How Spamhaus catches bad senders #
Spamhaus uses spam traps as one of it’s ways to catch any sender who doesn’t practice good list hygiene. A spam trap is an email address that exists for the sole purpose of catching spammers. It has either been retired by someone, or it can be a commonly mistyped domain (gmil.com) that has been picked up by spam services like Spamhaus. You should strive for never having one of these in your list because they never asked to hear from you. If you send to many spam traps, there is something really wrong with your acquisition practices, or you’re not properly retiring emails.
How Postmark ensures good list hygiene #
When we started running Postmark, we always knew that we would be strict with our handling of bounces and spam complaints. There are some mixed opinions on how many times you should let an email hard bounce before you deactivate it. We always took the stance that if an email hard bounced once, we don’t send to it again. Postmark will automatically disable the email and we won’t let you send to it again, unless you manually intervene.
Of course there can be false positives, but for the most part, ISPs and mail servers respond properly with hard bounces.
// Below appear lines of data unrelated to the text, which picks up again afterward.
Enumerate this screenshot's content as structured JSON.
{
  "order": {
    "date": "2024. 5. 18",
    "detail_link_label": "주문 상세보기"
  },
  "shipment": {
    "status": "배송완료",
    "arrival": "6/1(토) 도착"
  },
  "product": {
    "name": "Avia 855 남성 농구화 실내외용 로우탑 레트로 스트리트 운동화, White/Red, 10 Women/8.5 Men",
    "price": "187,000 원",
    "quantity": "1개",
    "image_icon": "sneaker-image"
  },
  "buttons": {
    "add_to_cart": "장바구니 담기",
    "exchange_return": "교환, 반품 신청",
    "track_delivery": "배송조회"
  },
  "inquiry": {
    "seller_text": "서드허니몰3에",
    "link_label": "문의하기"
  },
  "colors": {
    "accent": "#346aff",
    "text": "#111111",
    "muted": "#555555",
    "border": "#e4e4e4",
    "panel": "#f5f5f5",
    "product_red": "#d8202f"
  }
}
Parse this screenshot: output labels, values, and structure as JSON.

If an email doesn’t exist, why send to it two more times? In the three years of running Postmark, we have often had to explain or defend ourselves to customers why we do it this way. We know it can be annoying reactivating false positives but it pays off in the long run.
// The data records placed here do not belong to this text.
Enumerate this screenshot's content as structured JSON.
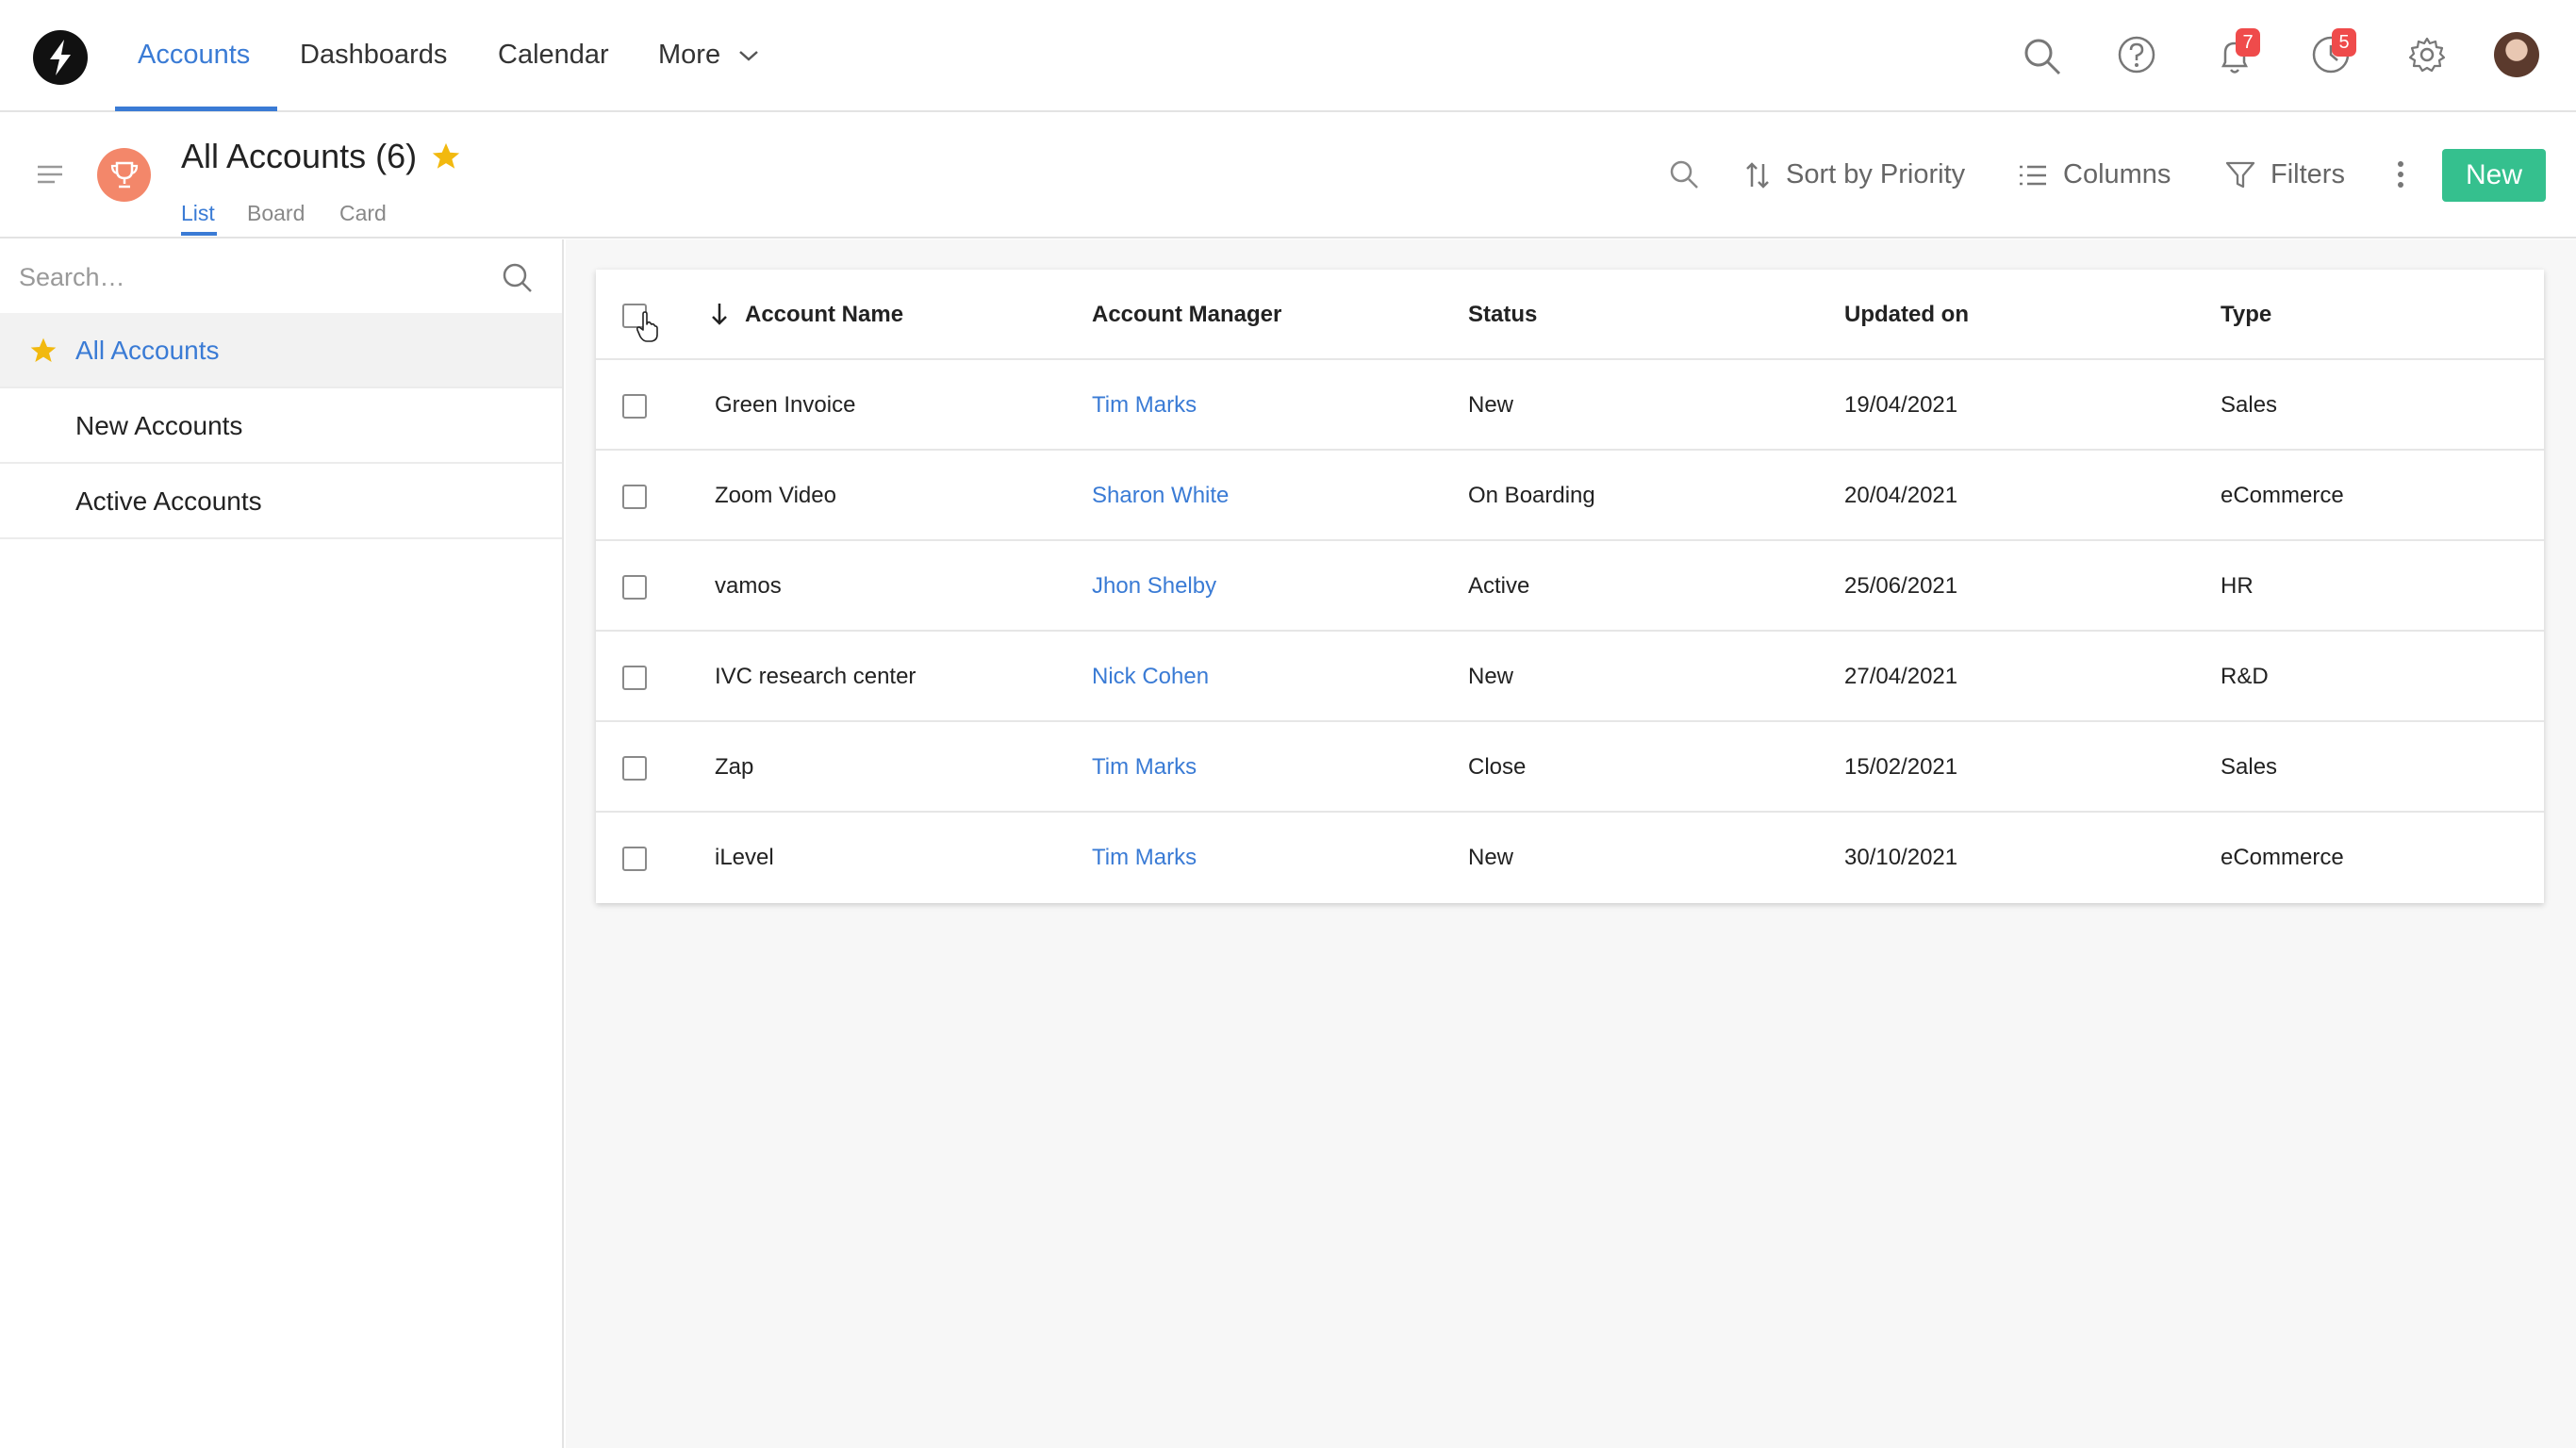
{
  "topnav": {
    "logo_icon": "brand-logo-icon",
    "links": [
      {
        "label": "Accounts",
        "active": true
      },
      {
        "label": "Dashboards",
        "active": false
      },
      {
        "label": "Calendar",
        "active": false
      },
      {
        "label": "More",
        "active": false
      }
    ],
    "notifications_count": "7",
    "activity_count": "5",
    "icons": [
      "search-icon",
      "help-icon",
      "bell-icon",
      "clock-icon",
      "gear-icon",
      "avatar"
    ]
  },
  "subheader": {
    "title": "All Accounts (6)",
    "view_tabs": [
      {
        "label": "List",
        "active": true
      },
      {
        "label": "Board",
        "active": false
      },
      {
        "label": "Card",
        "active": false
      }
    ],
    "sort_label": "Sort by Priority",
    "columns_label": "Columns",
    "filters_label": "Filters",
    "new_label": "New"
  },
  "sidebar": {
    "search_placeholder": "Search…",
    "items": [
      {
        "label": "All Accounts",
        "active": true,
        "starred": true
      },
      {
        "label": "New Accounts",
        "active": false
      },
      {
        "label": "Active Accounts",
        "active": false
      }
    ]
  },
  "table": {
    "columns": [
      "Account Name",
      "Account Manager",
      "Status",
      "Updated on",
      "Type"
    ],
    "sorted_column": "Account Name",
    "rows": [
      {
        "name": "Green Invoice",
        "manager": "Tim Marks",
        "status": "New",
        "updated": "19/04/2021",
        "type": "Sales"
      },
      {
        "name": "Zoom Video",
        "manager": "Sharon White",
        "status": "On Boarding",
        "updated": "20/04/2021",
        "type": "eCommerce"
      },
      {
        "name": "vamos",
        "manager": "Jhon Shelby",
        "status": "Active",
        "updated": "25/06/2021",
        "type": "HR"
      },
      {
        "name": "IVC research center",
        "manager": "Nick Cohen",
        "status": "New",
        "updated": "27/04/2021",
        "type": "R&D"
      },
      {
        "name": "Zap",
        "manager": "Tim Marks",
        "status": "Close",
        "updated": "15/02/2021",
        "type": "Sales"
      },
      {
        "name": "iLevel",
        "manager": "Tim Marks",
        "status": "New",
        "updated": "30/10/2021",
        "type": "eCommerce"
      }
    ]
  },
  "colors": {
    "accent": "#3a7bd5",
    "new_button": "#35c08e",
    "badge": "#ef4b4b",
    "star": "#f2b90f",
    "trophy_bg": "#f3876a"
  }
}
In marketing emails there are tons of best practices on how to keep your list clean of spam traps. The trend is quickly moving towards measuring engagement. This means keeping track of how users interact with your emails and continuing to email those that actually open or click links in your email. In transactional email there are far fewer options for those kinds of measures. So what you HAVE to pay attention to is bounces and spam complaints. If you’re sending a transactional email to an email that is bouncing, disable it.
Summary #
It’s really enlightening to read the response from Spamhaus. All of the senders they listed were sending transactional email to spam traps, over and over. Even more crazy is that these email traps actually responded with a bounce, and still they were never looking at the SMTP responses or engagement. It really is fantastic proof that you should pay very close attention to all of your mailings. And it also shows how important it is to separate marketing and transactional email. You’ll see even Spamhaus reacts differently to spam traps hit by marketing emails vs. transactional email. They are more lenient to transactional mailings because they understand that typos happen.
Last thing I want to mention is that as a Postmark user, you can and should fix these issues. Use our Bounces API to keep track of bounces. Use our web hooks to notify customers in your own applications to fix their typos so they receive your email. Transactional emails are your lifeblood, let us help you get them where they need to go.